Mermed poursuit ses retrouvailles avec le temps. Après avoir quitté Béa à Toulouse, il ne l’avait pas oubliée,comment aurait-il pu? Pendant sa mission en Afrique il avait souvent pensé à sa copine qui habitait à Toulouse et aux nuits qu’il passerait avec elle dès son retour. Elle n’était pas à Toulouse quand il était rentré, ça lui avait évité de se demander s’il aurait été la voir après avoir ramené Béa. Dans les jours qui avaient suivi, il ne l’avait pas appelée, et pourtant…horizontalement c’était une affaire cette Nathalie et verticalement elle était terrible aussi. Mais il n’avait plus en tête que cette femme qui, de la pluie était entrée dans son souvenir. Il n’avait pas retenu son nom, il avait pensé le demander à Georges et puis il ne l’avait pas fait, il avait dit qu’il ne tricherait pas et il avait décidé d’accepter ses règles Le hasard, la chance, le destin. En plus ça lui plaisait. Même s’il n’était pas sûr d’avoir de la chance et que le destin ce n’était pas quelque chose qu’il connaissait bien. La chance, il avait quand même essayé de l’aider un peu, il était retourné à Toulouse, il avait attendu devant la résidence, il ne l’avait pas vue. Il avait fait le tour– une quinzaine de petits immeubles dans un parc, environ quatre cent appartements et il ne connaissait pas le nom de son amie. Il était reparti chaque fois sans aller voir Nathalie, à qui il avait téléphoné pour dire qu’il n’avait pas le temps de la voir, elle était gentille, il ne voulait pas lui dire qu’il n’avait pas envie de la voir. Et puis il revenait, la voix de Béa dans sa tête, ses mots, la chance, le destin, le hasard, son inflexion de sa voix quand elle les avait dits.

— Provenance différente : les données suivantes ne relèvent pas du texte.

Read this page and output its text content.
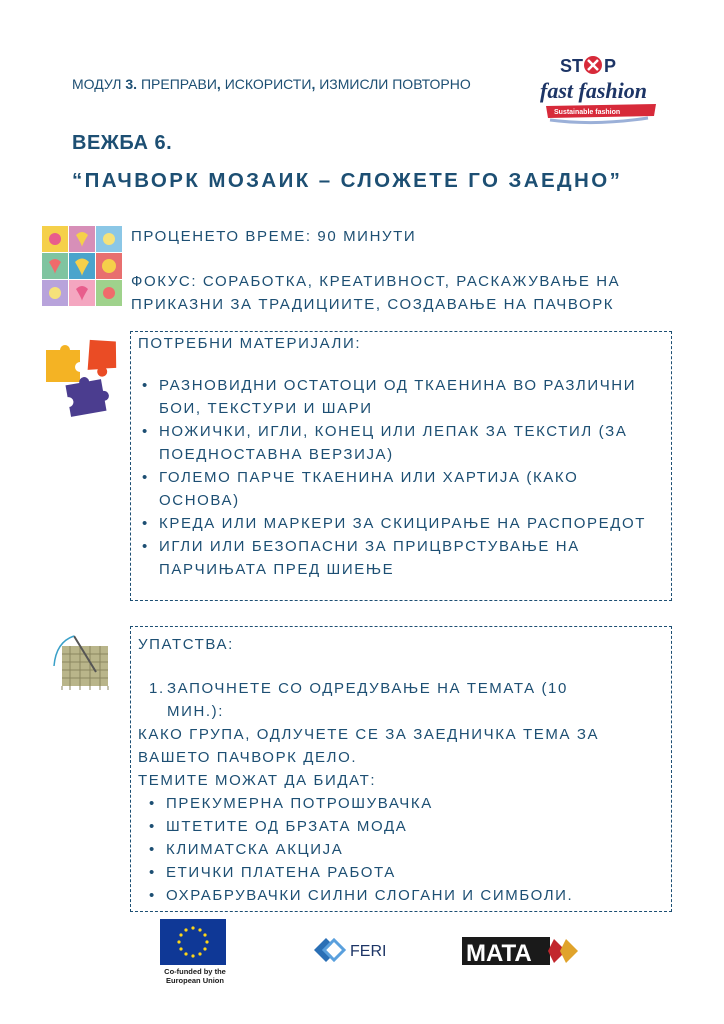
МОДУЛ 3. ПРЕПРАВИ, ИСКОРИСТИ, ИЗМИСЛИ ПОВТОРНО
ВЕЖБА 6.
“ПАЧВОРК МОЗАИК – СЛОЖЕТЕ ГО ЗАЕДНО”
ST P
fast fashion
Sustainable fashion
ПРОЦЕНЕТО ВРЕМЕ: 90 МИНУТИ
ФОКУС: СОРАБОТКА, КРЕАТИВНОСТ, РАСКАЖУВАЊЕ НА ПРИКАЗНИ ЗА ТРАДИЦИИТЕ, СОЗДАВАЊЕ НА ПАЧВОРК
ПОТРЕБНИ МАТЕРИЈАЛИ:
• РАЗНОВИДНИ ОСТАТОЦИ ОД ТКАЕНИНА ВО РАЗЛИЧНИ БОИ, ТЕКСТУРИ И ШАРИ
• НОЖИЧКИ, ИГЛИ, КОНЕЦ ИЛИ ЛЕПАК ЗА ТЕКСТИЛ (ЗА ПОЕДНОСТАВНА ВЕРЗИЈА)
• ГОЛЕМО ПАРЧЕ ТКАЕНИНА ИЛИ ХАРТИЈА (КАКО ОСНОВА)
• КРЕДА ИЛИ МАРКЕРИ ЗА СКИЦИРАЊЕ НА РАСПОРЕДОТ
• ИГЛИ ИЛИ БЕЗОПАСНИ ЗА ПРИЦВРСТУВАЊЕ НА ПАРЧИЊАТА ПРЕД ШИЕЊЕ
УПАТСТВА:
1. ЗАПОЧНЕТЕ СО ОДРЕДУВАЊЕ НА ТЕМАТА (10 МИН.):
КАКО ГРУПА, ОДЛУЧЕТЕ СЕ ЗА ЗАЕДНИЧКА ТЕМА ЗА ВАШЕТО ПАЧВОРК ДЕЛО.
ТЕМИТЕ МОЖАТ ДА БИДАТ:
• ПРЕКУМЕРНА ПОТРОШУВАЧКА
• ШТЕТИТЕ ОД БРЗАТА МОДА
• КЛИМАТСКА АКЦИЈА
• ЕТИЧКИ ПЛАТЕНА РАБОТА
• ОХРАБРУВАЧКИ СИЛНИ СЛОГАНИ И СИМБОЛИ.
Co-funded by the European Union
FERI	MATA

Un jour, elle était venue reprendre sa voiture chez Georges, mais il était en manœuvres. Georges le leur avait dit le soir chez Toni.

- Vous vous souvenez de la fille en panne?

Ils s’en souvenaient tous.

- Elle est revenue cette après midi rechercher sa voiture, c’est une fille aussi canon qu’elle qui l’a amenée.

Et puis, presque un mois plus tard, il était retourné à Toulouse, il avait rendez-vous avec un vieux copain – en fait son seul ami. Bien sûr, il était parti assez tôt pour aller une nouvelle fois devant les immeubles et bien sûr il avait attendu pour rien. Il était allé à l’aéroport où il avait retrouvé Gregor, et ils étaient allés dîner chez le frère de Claudie qui avait un restaurant où il allait quelquefois. On y mangeait très bien mais c’était assez cher. Ils avaient commandé la même chose, un foie gras avec une bouteille de Jurançon et une fricassée de cèpes – ça avait été une saison formidable pour les champignons. Ils allaient commander le café quand – oui c’était bien elle- elle était entrée dans le restaurant avec une autre fille presque aussi belle. Elles s’étaient installées, elle ne l’avait pas vu, le patron était allé les saluer, des habituées, sûrement. Bon sang, j’aurais du venir plus tôt. Il n’avait pas osé se lever, il essayait d’attirer son regard ce qui était difficile, elle lui tournait le dos. Alors, tout en regardant la table des deux filles, il avait raconté l’histoire à Gregor et il lui avait dit qu’ils devaient prendre un dessert long à préparer pour être maîtres du temps – un sabayon, en plus ici il était exceptionnel, un sabayon aux fraises des bois et Gregor qui n’en avait jamais mangé avait été d’accord. Elle avait commandé une salade, sûrement la salade de Saint Jacques qu’ils avaient hésité à prendre et elle buvait de l’eau minérale. Qu’elles étaient belles, toutes les deux – d’ailleurs tous les types du restaurant à commencer par Gregor lui donnaient raison, mais Béa, Seigneur! Je ne lui plairai jamais, une fille comme elle, ici, ce n’est pas pour un légionnaire…il se souvenait alors de sa voix, de ses mots, de sa façon de les dire et il se disait qu’après tout…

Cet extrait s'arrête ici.